Master's In Communication Management

On my search for a graduate program I tried two courses in the Master's In Communication Management (MCM) program at the college where I was working.  

I was attracted to the program for a few reasons.  It reminded me a little of my undergraduate degree, Human and Organizational Development, because it looked at organizational dynamics around communication.  I was also intrigued at the idea of learning more about how communication worked.

But it was clear almost immediately that the program just wasn't a good fit for me.  I don't want to criticize the program; I know a lot of people who got a lot out of it.  But the program just wasn't a good fit for me.

In my first class most of our work revolved around how corporations communicate bad news internally and externally.  That seems like an appropriate topic for future communication professionals, but it wasn't a very good fit for my style.  My approach was always to be as straight forward as possible, explain the issue clearly, acknowledge the problems and take appropriate responsibility for the actions of the fictional organizations we were supposed to be representing.  My assignments always came back with comments like "You can't say it like that," "You're being too negative," "Try to to put it into a more positive light."  

One of our assignments was to write a memo to the staff about organization-wide layoffs at our fictional organization.  I wanted to say "We know that these changes are devastating for those directly affected, and strike at the morale of our remaining staff..," and I couldn't find any way that felt honest and sincere to put a more positive spin on what was happening.  The feedback on my paper wasn't especially good.

I did learn some interesting things in the class, however.  It was helpful to learn about the basics of developing a communication plan, and how to use communication tools like SWOT.  One of the most interesting parts of class was a case study we did around the communications plan used for the introduction of the artificial heart.  It was fascinating to learn how complex it was to manage all the communications involved, and how communications intersected with issues of medicine and ethics.

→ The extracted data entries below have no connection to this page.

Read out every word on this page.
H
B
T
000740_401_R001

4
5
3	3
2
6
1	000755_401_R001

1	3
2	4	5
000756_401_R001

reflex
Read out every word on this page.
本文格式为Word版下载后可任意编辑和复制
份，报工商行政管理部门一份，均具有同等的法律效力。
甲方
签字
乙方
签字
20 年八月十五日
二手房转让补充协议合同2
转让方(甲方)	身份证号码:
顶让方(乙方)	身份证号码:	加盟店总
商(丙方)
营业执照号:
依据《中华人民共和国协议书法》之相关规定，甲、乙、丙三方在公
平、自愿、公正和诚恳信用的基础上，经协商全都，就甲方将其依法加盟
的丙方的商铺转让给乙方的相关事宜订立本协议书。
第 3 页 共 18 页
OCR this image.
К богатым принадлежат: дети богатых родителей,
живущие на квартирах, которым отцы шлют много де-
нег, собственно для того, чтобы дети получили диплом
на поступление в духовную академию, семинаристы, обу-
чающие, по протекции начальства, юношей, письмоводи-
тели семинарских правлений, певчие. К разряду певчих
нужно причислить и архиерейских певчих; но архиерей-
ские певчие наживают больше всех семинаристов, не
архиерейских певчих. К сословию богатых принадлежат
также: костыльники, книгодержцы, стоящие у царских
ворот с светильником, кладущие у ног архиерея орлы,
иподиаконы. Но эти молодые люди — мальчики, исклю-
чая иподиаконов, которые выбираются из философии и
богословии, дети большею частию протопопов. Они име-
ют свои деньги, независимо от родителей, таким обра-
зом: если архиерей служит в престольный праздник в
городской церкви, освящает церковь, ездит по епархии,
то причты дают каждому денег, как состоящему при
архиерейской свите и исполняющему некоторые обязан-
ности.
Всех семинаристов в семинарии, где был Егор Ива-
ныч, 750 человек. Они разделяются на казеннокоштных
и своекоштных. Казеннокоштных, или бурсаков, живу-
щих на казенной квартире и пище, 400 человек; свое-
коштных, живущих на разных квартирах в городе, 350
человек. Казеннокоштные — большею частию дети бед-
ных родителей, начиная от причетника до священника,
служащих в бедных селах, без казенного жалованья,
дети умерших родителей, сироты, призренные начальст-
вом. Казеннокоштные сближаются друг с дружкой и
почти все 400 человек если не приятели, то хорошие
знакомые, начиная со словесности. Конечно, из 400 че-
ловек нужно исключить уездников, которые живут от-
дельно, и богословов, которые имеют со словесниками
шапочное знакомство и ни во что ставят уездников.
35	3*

Although I wasn't very satisfied with my first MCM class, I still thought I might be interested in the program and decided to take a second course.  I really expected to enjoy the second course, which was about corporate community outreach programs.  These are efforts by companies/organizations to support community efforts.  This can involve anything from sponsoring local events to encouraging employee volunteering to close partnerships with nonprofit organizations.  I had always been interested in these programs, and had thought I might be interested in coordinating that kind of work.

I didn't enjoy the class, but I did learn a lot.  I learned that I would probably not enjoy that kind of work, at all!  The course focused on how community outreach efforts were always part of a company's bottom line, and were always considered from how they contributed to the organizational profits.  We looked at some cased where corporations were doing really interesting work, but we also looked at lots of cases where the work was shallow, insincere or completely self-serving.

I learned a lot from both of my MCM courses, and I'm glad I took them.  But what I learned was that I probably wouldn't be good at communications management.  In some ways communication professionals are like lawyers.  Their job is to present their clients/employers in the best possible light.  That effort requires compromises that I'm just not comfortable making.

*Note about Assignments* While I do have some assignments from my MCM classes, I don't think I'll post them.  I don't think they're representative of my best work, nor do they paint an especially meaningful picture of the program.